Brandon Johnson to be sworn in at Credit Union 1 Arena; City Hall open house to follow

U.S. Sen. Bernie Sanders (rleft) was the featured speaker at a March 30 campaign rally at UIC Credit Union 1 Arena for mayoral candidate Brandon Johnson (right). Now, the victorious Johnson will return to the arena for his inauguration on May 15.

Ashlee Rezin/Sun-Times

Brandon Johnson will be sworn in as Chicago’s 57th mayor at scene of one of his biggest campaign triumphs.

Inauguration ceremonies for Johnson and the new City Council will be held at 10:30 a.m. Monday, May 15 at Credit Union 1 Arena, 525 S. Racine.

The arena formerly known as UIC Pavilion was the scene of the March 30 rally for Johnson headlined by U.S. Sen. Bernie Sanders. That event — originally scheduled for the UIC Forum, but moved to the arena to accommodate more people — helped energize Johnson’s base, boost turnout among young people and propel Johnson into the mayor’s office.

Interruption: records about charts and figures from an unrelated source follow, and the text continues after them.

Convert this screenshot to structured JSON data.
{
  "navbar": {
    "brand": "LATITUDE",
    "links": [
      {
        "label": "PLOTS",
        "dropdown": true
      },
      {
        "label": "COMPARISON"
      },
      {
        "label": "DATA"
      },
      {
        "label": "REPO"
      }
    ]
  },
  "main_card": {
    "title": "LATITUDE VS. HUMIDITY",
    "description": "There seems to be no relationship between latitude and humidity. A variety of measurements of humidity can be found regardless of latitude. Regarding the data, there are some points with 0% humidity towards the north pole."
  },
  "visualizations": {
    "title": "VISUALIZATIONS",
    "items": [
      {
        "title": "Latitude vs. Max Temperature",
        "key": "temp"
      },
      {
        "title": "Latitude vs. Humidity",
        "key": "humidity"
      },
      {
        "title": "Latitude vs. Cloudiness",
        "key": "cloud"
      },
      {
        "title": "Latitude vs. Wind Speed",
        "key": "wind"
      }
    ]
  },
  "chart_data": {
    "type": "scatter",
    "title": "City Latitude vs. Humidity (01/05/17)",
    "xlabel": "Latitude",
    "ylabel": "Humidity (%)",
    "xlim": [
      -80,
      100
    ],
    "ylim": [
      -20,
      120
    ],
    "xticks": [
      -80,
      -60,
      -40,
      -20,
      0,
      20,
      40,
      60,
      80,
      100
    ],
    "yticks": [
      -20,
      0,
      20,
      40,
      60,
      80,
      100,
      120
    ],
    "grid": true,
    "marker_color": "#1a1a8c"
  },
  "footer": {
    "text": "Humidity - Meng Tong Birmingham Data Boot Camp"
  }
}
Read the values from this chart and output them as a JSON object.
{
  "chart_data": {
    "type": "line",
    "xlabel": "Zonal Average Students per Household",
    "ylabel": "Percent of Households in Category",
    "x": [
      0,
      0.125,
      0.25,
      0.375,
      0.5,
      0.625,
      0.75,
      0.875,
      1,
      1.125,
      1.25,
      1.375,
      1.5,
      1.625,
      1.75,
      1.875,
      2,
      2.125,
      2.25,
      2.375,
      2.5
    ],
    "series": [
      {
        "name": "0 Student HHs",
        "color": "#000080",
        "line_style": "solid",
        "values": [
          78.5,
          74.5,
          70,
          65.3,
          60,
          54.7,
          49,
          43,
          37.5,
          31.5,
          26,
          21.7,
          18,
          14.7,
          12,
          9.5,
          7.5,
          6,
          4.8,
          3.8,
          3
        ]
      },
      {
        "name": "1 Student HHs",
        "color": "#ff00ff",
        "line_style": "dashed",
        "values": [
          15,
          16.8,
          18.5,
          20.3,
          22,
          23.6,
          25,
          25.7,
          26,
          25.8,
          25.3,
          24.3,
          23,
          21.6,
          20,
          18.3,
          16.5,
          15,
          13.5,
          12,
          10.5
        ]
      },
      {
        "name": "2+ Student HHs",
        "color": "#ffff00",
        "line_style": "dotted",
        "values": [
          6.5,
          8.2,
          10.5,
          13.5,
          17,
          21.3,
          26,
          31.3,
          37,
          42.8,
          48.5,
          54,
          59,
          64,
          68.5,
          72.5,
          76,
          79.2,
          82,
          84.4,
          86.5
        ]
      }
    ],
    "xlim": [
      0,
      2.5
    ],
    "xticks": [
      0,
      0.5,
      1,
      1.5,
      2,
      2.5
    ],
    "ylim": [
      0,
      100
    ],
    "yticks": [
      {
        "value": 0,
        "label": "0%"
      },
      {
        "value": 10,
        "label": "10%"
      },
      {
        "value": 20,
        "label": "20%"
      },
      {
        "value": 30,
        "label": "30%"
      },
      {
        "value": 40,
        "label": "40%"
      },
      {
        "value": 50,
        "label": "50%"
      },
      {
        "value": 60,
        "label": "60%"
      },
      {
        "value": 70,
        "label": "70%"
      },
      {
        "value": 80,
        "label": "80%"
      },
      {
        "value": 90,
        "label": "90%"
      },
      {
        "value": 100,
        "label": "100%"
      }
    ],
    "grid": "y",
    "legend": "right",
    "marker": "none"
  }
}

Ever since the 1983 election of Harold Washington, Chicago’s first Black mayor, inauguration ceremonies have been followed by an open house at City Hall, where everyday Chicagoans have an opportunity to wait in line to enter the mayor’s fifth-floor office and greet their new chief executive.

Johnson’s swearing-in will be no different. The open house starts at 2 p.m., presumably following the traditional post-inaugural luncheon, at a time and place not yet announced.

“This was always a movement of, by, and for the people, and that’s the spirit we’re going to bring to Inauguration Day. I want every single Chicagoan to feel that together, we’re writing a new chapter for our city, because we are. The goal of this inauguration is to be as collaborative and inclusive as possible, because that will be the goal of our government in City Hall,” Johnson was quoted as saying in a press release.

Supporters cheer as they wait for Chicago mayoral candidate Brandon Johnson to speak at a rally at UIC Credit Union 1 Arena on March 30.

Ashlee Rezin/Sun-Times

Johnson also announced his 13-member Inauguration Committee, charged with raising money to pay for the ceremony and related events.

Among them: Rev. Jesse Jackson Sr.; prominent African American business leaders John Rogers, Jim Reynolds Jr. and Linda Johnson Rice; billionaire film producer Gigi Pritzker, cousin of Gov. J.B. Pritzker; state. Sen. Robert Martwick; Cook County Commissioner Josina Morita; and Ald. Byron Sigcho-Lopez (25th).

Alex Sims-Jones, director of the Inaugural Event Series for Johnson, was quoted as saying inaugural committee members “look forward to celebrating this historic victory with the people of Chicago.”

The full slate of events “reflects the diversity of Chicago and the many vibrant cultures that call this city home. This symbolizes the crucial moment we’re in, and uniting people from every neighborhood and every community,” Sims-Jones was quoted as saying.

Brandon Johnson takes a selfie with a supporter after a campaign rally at UIC Credit Union 1 Arena in March, at which U.S. Sen. Bernie Sanders was the featured speaker. Johnson will return to the arena for his May 15 inauguration ceremony.

Ashlee Rezin/Sun-Times

Four years ago, Lori Lightfoot was sworn in as mayor at Wintrust Arena with an inauguration ceremony that will be remembered for the combative tone she set.

Lightfoot owed her landslide election to the corruption scandal still swirling around indicted Ald. Edward Burke (14th).

She used her inaugural address to denounce the City Council as corrupt, then shame alderpersons into joining her and the crowd in a standing ovation for reform. After that, she rushed back to City Hall to sign an executive order stripping Council members of their prerogative over licensing and permitting in their wards.

“I felt as if I was a child being scolded by a parent. … That was a major mistake for an executive who has to work with a legislative body,” Ald. Pat Dowell (3rd), Lightfoot’s hand-picked Budget Committee chair, told the Sun-Times on the day she endorsed Johnson over Lightfoot.

The stormy start laid the groundwork for Lightfoot’s contentious relationship with the Council. The tension prompted the Council to approve a 28-committee reorganization with designated committee chairs before the April 4 runoff.